If you plug this into the defining equation for the Gibbs energy, you will find that the Gibbs energy of reaction is also dependent on Q.

$$\Delta_r G = \Delta_r G^\circ + R T \ln{Q}$$

This makes sense because otherwise, we could not explain how a reaction reaches equilibrium as concentrations change.

Finally, for those who have learned about the relationship of $Q$ and $K$ to determine in which direction equilibrium lies, you can express $\Delta_r G^\circ$ as $ - R T \ln{K}$ to get the following expression for the Gibbs energy of reaction:

$$\Delta_r G = R T \ln{\frac{Q}{K}}$$

This is a direct way of relating the ratio of $Q$ and $K$ to the Gibbs energy of reaction. The expression yields zero when $Q$ is equal to $K$, and it shows the concentration-dependence (because $Q$ is part of the expression).

Answer 2

For a reaction (A = B + heat) to reach equilibrium at constant temperature energy must be transferred to the environs. This means that the system Delta H is negative and, since energy is transferred out of the system, the system Delta S is also negative. For the reverse reaction Delta H is positive and Delta S is also positive. At equilibrium Delta G, (Delta H minus TDelta S) equals ZERO. Therefore, at equilibrium Delta H = TDelta S. This means that a reaction that reaches equilibrium has the same sign of Delta H and Delta S for the system. Attainment of equilibrium in one direction is driven by energy and entropy loss from the system and energy and entropy gain of the environment; in the reverse direction the reaction is driven by energy and entropy loss of the environment and energy and entropy gain of the system. Consequences of this are that the equilibrium can be attained from either direction and the reaction is spontaneous from either direction to equilibrium. The position of equilibrium is determined by the values of the enthalpy and entropy changes

The standard Delta G[0] is the free energy change from the Standard States to EQUILIBRIUM! This means that the standard reaction is in only one direction and the equation as written and the expression of Keq determines the sign [not the value] of Delta G[0]. The Standard State is a displacement from equilibrium and the reaction is spontaneous in one direction to equilibrium. Displacement in the other direction from the standard state is not spontaneous but that is not what reversing the equation means. Reversing the equation describes the reaction from Equilibrium to the Standard State.

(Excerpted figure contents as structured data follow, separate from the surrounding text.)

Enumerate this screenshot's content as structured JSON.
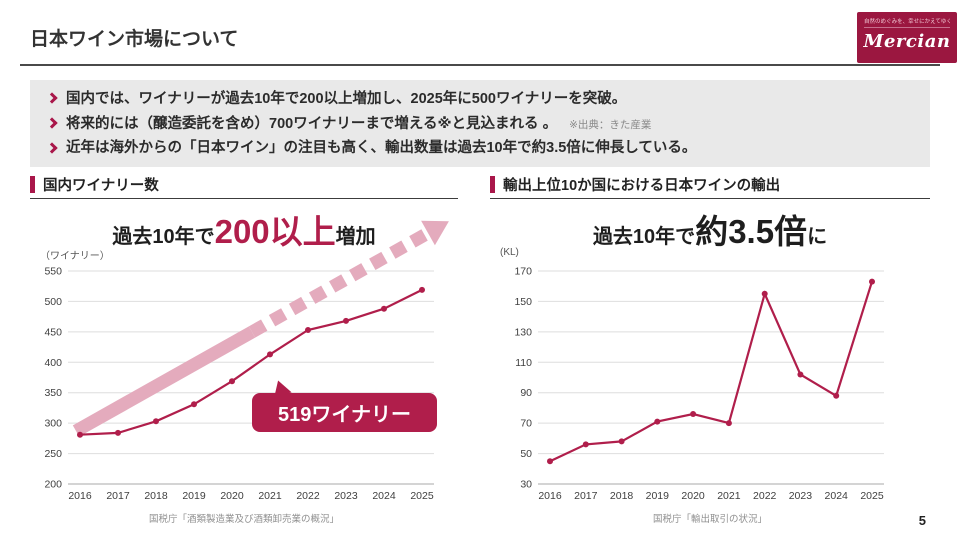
{
  "page": {
    "title": "日本ワイン市場について",
    "page_number": "5"
  },
  "logo": {
    "tagline": "自然のめぐみを、幸せにかえてゆく。",
    "brand": "Mercian"
  },
  "summary": {
    "bullets": [
      {
        "text": "国内では、ワイナリーが過去10年で200以上増加し、2025年に500ワイナリーを突破。",
        "note": ""
      },
      {
        "text": "将来的には（醸造委託を含め）700ワイナリーまで増える※と見込まれる 。",
        "note": "※出典：きた産業"
      },
      {
        "text": "近年は海外からの「日本ワイン」の注目も高く、輸出数量は過去10年で約3.5倍に伸長している。",
        "note": ""
      }
    ]
  },
  "left_chart": {
    "header": "国内ワイナリー数",
    "title_prefix": "過去10年で",
    "title_highlight": "200以上",
    "title_suffix": "増加",
    "unit": "（ワイナリー）",
    "callout": "519ワイナリー",
    "source": "国税庁「酒類製造業及び酒類卸売業の概況」"
  },
  "right_chart": {
    "header": "輸出上位10か国における日本ワインの輸出",
    "title_prefix": "過去10年で",
    "title_highlight": "約3.5倍",
    "title_suffix": "に",
    "unit": "(KL)",
    "source": "国税庁「輸出取引の状況」"
  },
  "chart_data": [
    {
      "type": "line",
      "title": "国内ワイナリー数",
      "x": [
        2016,
        2017,
        2018,
        2019,
        2020,
        2021,
        2022,
        2023,
        2024,
        2025
      ],
      "values": [
        281,
        284,
        303,
        331,
        369,
        413,
        453,
        468,
        488,
        519
      ],
      "xlabel": "",
      "ylabel": "（ワイナリー）",
      "ylim": [
        200,
        550
      ],
      "ytick_step": 50,
      "grid": true,
      "legend": "none",
      "color": "#b01e4b",
      "annotation": "519ワイナリー (2025)"
    },
    {
      "type": "line",
      "title": "輸出上位10か国における日本ワインの輸出",
      "x": [
        2016,
        2017,
        2018,
        2019,
        2020,
        2021,
        2022,
        2023,
        2024,
        2025
      ],
      "values": [
        45,
        56,
        58,
        71,
        76,
        70,
        155,
        102,
        88,
        163
      ],
      "xlabel": "",
      "ylabel": "(KL)",
      "ylim": [
        30,
        170
      ],
      "ytick_step": 20,
      "grid": true,
      "legend": "none",
      "color": "#b01e4b"
    }
  ],
  "colors": {
    "accent": "#a9174a",
    "line": "#b01e4b",
    "logo_bg": "#9b1740",
    "summary_bg": "#e9e9e9",
    "trend_arrow": "#e4abbd"
  }
}
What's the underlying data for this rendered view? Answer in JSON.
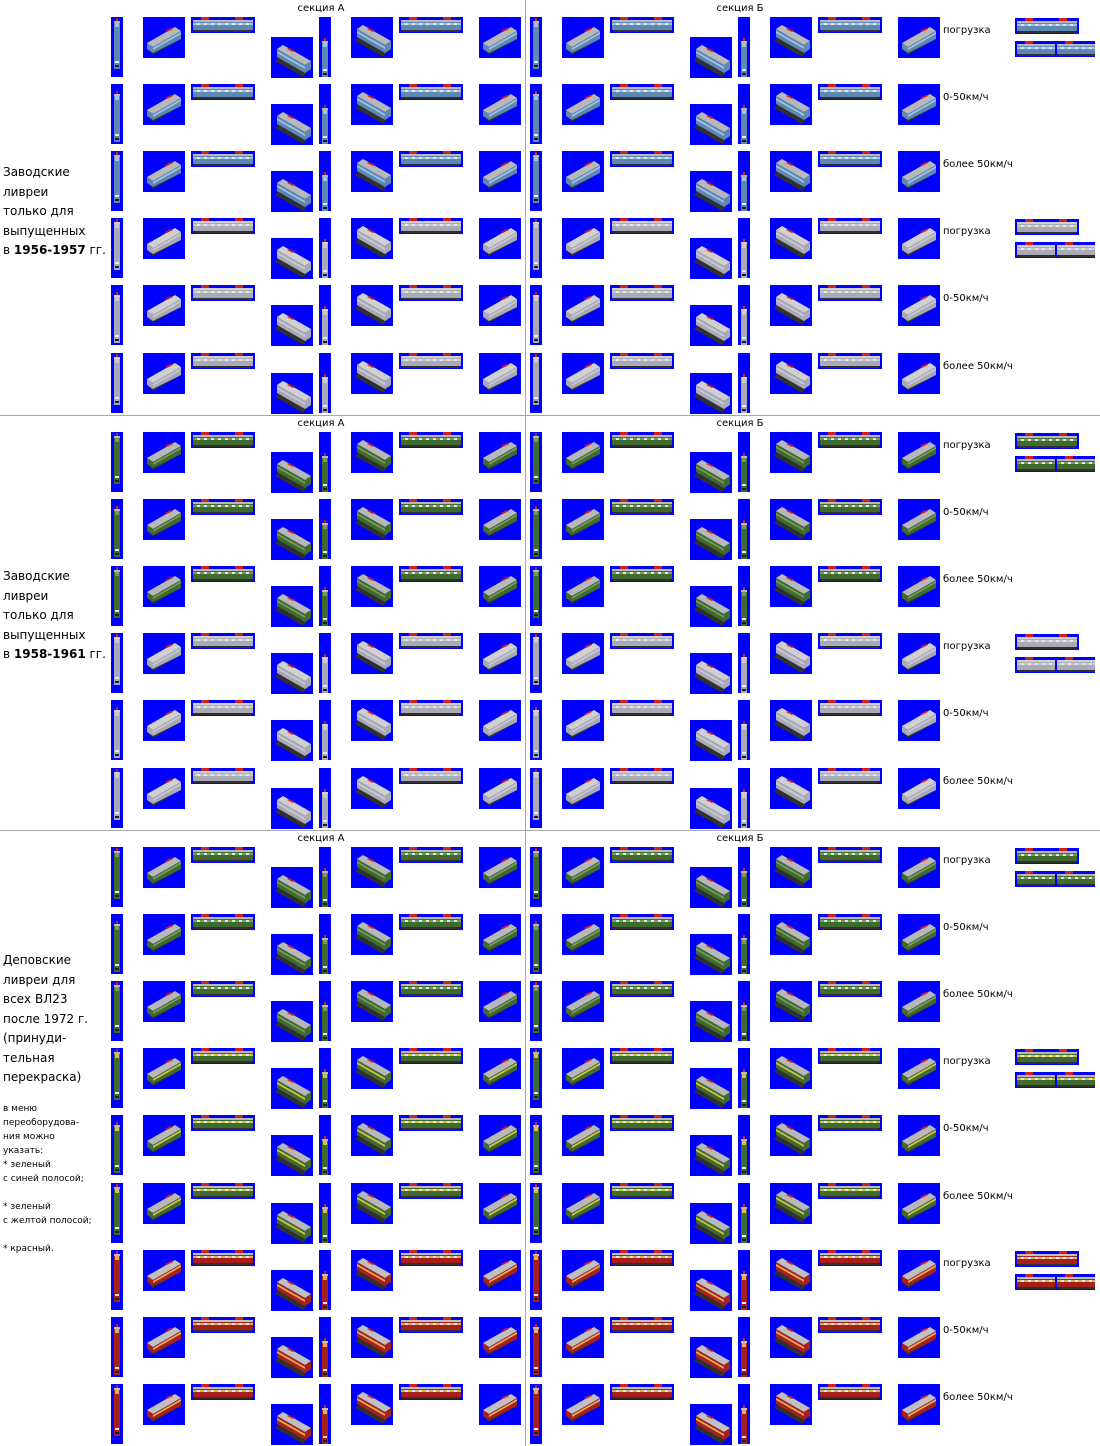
{
  "section_labels": {
    "a": "секция А",
    "b": "секция Б"
  },
  "groups": [
    {
      "text_lines": [
        "Заводские",
        "ливреи",
        "только для",
        "выпущенных"
      ],
      "years_prefix": "в ",
      "years": "1956-1957",
      "years_suffix": " гг.",
      "rows": [
        {
          "label": "погрузка",
          "livery": "blue"
        },
        {
          "label": "0-50км/ч",
          "livery": "blue"
        },
        {
          "label": "более 50км/ч",
          "livery": "blue"
        },
        {
          "label": "погрузка",
          "livery": "grey"
        },
        {
          "label": "0-50км/ч",
          "livery": "grey"
        },
        {
          "label": "более 50км/ч",
          "livery": "grey"
        }
      ]
    },
    {
      "text_lines": [
        "Заводские",
        "ливреи",
        "только для",
        "выпущенных"
      ],
      "years_prefix": "в ",
      "years": "1958-1961",
      "years_suffix": " гг.",
      "rows": [
        {
          "label": "погрузка",
          "livery": "green"
        },
        {
          "label": "0-50км/ч",
          "livery": "green"
        },
        {
          "label": "более 50км/ч",
          "livery": "green"
        },
        {
          "label": "погрузка",
          "livery": "grey"
        },
        {
          "label": "0-50км/ч",
          "livery": "grey"
        },
        {
          "label": "более 50км/ч",
          "livery": "grey"
        }
      ]
    },
    {
      "text_lines": [
        "Деповские",
        "ливреи для",
        "всех ВЛ23",
        "после 1972 г.",
        "(принуди-",
        "тельная",
        "перекраска)"
      ],
      "note_lines": [
        "в меню",
        "переоборудова-",
        "ния можно",
        "указать:",
        "* зеленый",
        "с синей полосой;",
        "",
        "* зеленый",
        "с желтой полосой;",
        "",
        "* красный."
      ],
      "rows": [
        {
          "label": "погрузка",
          "livery": "green"
        },
        {
          "label": "0-50км/ч",
          "livery": "green"
        },
        {
          "label": "более 50км/ч",
          "livery": "green"
        },
        {
          "label": "погрузка",
          "livery": "green_yellow"
        },
        {
          "label": "0-50км/ч",
          "livery": "green_yellow"
        },
        {
          "label": "более 50км/ч",
          "livery": "green_yellow"
        },
        {
          "label": "погрузка",
          "livery": "red"
        },
        {
          "label": "0-50км/ч",
          "livery": "red"
        },
        {
          "label": "более 50км/ч",
          "livery": "red"
        }
      ]
    }
  ],
  "liveries": {
    "blue": {
      "body": "#5f87b4",
      "stripe": "#9ec2e2",
      "roof": "#b8b8b8",
      "icon": "locomotive-blue-sprite"
    },
    "grey": {
      "body": "#a9aab6",
      "stripe": "#c8c8d0",
      "roof": "#d0d0d0",
      "icon": "locomotive-grey-sprite"
    },
    "green": {
      "body": "#3f6b2f",
      "stripe": "#7a9a5a",
      "roof": "#b8b8b8",
      "icon": "locomotive-green-sprite"
    },
    "green_yellow": {
      "body": "#3f6b2f",
      "stripe": "#d8c040",
      "roof": "#b8b8b8",
      "icon": "locomotive-green-yellow-sprite"
    },
    "red": {
      "body": "#a8201c",
      "stripe": "#e0b050",
      "roof": "#c0c0c0",
      "icon": "locomotive-red-sprite"
    }
  },
  "accents": {
    "sprite_background": "#0000ff",
    "pantograph_red": "#d02020",
    "separator": "#a8a8a8"
  }
}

In the spontaneous direction: Standard State to Equilibrium; Delta G[0] = -RTlnKeq. Reversing the equation is the equation from equilibrium to the Standard State [not the attainment of equilibrium from the reverse direction]. Because the reaction is spontaneous in only one direction from the standard state, [unless the standard state happens to be equilibrium such as a phase change for a pure substance] there is no STANDARD free energy change for attainment of equilibrium for the reverse reaction to equilibrium; the free energy for non-standard activities is determined by the value of Q.

In the reverse direction: Equilibrium to Standard State; Delta G[0] = -RTln(Keq). this Keq is the reciprocal of the forward reaction so the standard free energy is of opposite sign. Keq>1 means a positive ln, Keq<1 one means a negative ln. the value of Keq determines the sign of Delta G[0].

In order to measure conditions away from the standard state the RTlnQ factor is evaluated to study the actual activities involved.